И не переставал ждать даже тогда, когда улыбки совсем исчезли с ее лица…
– Так что ты предлагаешь? – обратилась Декла к Дану, словно меня здесь не было. – Придумай что-нибудь, ты, профессор!
– А ты – командир батальона, – огрызнулся Дан.
– Я лишь координирую руководство, – поправила его Декла, как поправляла всех ниже нее по званию. – Я отвечаю за деятельность тринадцати подразделений и руковожу восемьюдесятью подчиненными.
– Но ведь они же не стажеры.
– Какое это имеет значение? – запротестовала Декла.
Подняв голову, я посмотрел на них и на маму, сидящую достаточно близко от нас, чтобы мы могли заметить ее недовольство, но достаточно далеко, чтобы мы не могли ничего изменить. Одной рукой она изо всех сил прижимала к себе каяк, а другой пыталась создать хоть какой-то приток свежего воздуха к лицу.
Не знаю, когда я отключился от их разговора – десять минут или десять лет назад, но для себя я решил, что факт моего участия в общей поездке вовсе не обязывает меня принимать в нем участие.

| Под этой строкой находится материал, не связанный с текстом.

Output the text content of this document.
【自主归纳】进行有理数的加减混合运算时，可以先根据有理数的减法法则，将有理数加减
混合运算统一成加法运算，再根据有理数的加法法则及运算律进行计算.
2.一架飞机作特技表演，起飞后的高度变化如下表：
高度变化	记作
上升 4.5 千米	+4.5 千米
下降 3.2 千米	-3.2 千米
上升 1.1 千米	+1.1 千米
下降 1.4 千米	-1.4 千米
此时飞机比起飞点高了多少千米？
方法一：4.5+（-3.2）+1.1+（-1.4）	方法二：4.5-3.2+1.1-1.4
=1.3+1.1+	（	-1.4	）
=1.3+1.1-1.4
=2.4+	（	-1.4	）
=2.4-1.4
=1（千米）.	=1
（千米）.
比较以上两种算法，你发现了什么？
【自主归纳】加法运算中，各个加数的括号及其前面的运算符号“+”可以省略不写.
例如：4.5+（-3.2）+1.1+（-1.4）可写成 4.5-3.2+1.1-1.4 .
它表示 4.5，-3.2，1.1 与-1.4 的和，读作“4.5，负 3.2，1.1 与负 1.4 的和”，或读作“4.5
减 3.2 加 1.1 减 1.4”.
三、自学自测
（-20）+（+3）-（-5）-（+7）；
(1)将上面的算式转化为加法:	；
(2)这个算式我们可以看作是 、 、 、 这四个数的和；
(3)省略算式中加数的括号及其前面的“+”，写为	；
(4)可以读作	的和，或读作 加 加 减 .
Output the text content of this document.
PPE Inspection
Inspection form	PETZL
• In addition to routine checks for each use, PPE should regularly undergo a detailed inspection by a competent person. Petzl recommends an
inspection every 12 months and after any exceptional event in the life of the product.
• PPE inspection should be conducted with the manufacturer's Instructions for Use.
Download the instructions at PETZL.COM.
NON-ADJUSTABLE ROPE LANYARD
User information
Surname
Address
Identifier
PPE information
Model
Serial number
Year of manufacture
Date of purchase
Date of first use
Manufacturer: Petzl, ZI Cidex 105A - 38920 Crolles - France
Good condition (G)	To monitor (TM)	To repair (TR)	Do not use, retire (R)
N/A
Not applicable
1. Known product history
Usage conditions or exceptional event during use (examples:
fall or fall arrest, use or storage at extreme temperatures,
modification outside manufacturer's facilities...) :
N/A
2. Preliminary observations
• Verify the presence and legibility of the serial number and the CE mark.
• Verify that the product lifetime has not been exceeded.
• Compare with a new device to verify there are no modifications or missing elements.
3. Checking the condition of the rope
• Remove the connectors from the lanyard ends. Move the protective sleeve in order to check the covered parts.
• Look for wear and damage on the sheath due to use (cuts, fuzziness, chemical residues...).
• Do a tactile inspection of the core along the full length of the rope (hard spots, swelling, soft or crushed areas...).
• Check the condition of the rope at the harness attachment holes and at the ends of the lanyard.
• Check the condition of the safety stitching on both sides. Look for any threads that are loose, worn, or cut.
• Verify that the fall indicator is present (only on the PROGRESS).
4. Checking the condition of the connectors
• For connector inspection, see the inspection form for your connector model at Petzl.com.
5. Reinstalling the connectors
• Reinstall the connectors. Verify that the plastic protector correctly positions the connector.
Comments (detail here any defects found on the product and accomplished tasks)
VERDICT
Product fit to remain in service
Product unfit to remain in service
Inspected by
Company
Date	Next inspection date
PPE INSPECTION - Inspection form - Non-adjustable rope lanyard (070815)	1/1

– Куда это ты собрался? – попыталась остановить меня Декла.
– Не понимаю, чем тебе не нравится каяк, – выпалила мама со своего места, не обращая внимания на то обстоятельство, что тема разговора давно сменилась. – Вечно ты всем недовольна.
– Оставь в покое этот гребаный каяк, мама!
– Что за язык! – возмутилась мама. – Кто научил тебя так говорить?
– Отец.
– Ты же должна подавать людям пример. Ты и со стажерами своими так разговариваешь?
– Они не стажеры, – вмешался Дан. – Они подчиненные.
– Да заткнись уже, – вздохнула Декла.
– Ну, скажи ему, наконец, – не отставал от нее Дан.
– Не хочу я ничего слышать, – произнес я.
– И правильно, – кивнул Дан.
– Ты должен, – настаивала Декла.
– Ничего я тебе не должен, Декла.
– Слушай сюда. Амихай сказал, что…
– Плевать мне на то, что он сказал.
– Что за язык! – снова возмутилась мама. – Кто научил тебя так говорить?
– Декла.
– Да пошел ты в жопу, Йони.
– Декла!
Мама уже не знала, на кого ей сердиться, и мне даже стало немного жаль ее, так как обычно ответ напрашивался сам собой.
– Знаешь что? – промолвила Декла, сложив на груди руки. – Ничего я тебе не скажу!
– Замечательно, – ответил я, тоже складывая руки на груди.
– Вот и славно. – Декла зажмурилась, сердито провела языком по верхней губе и выпалила: – Вот и разбирайся сам с тем фактом, что Яара здесь, на корабле.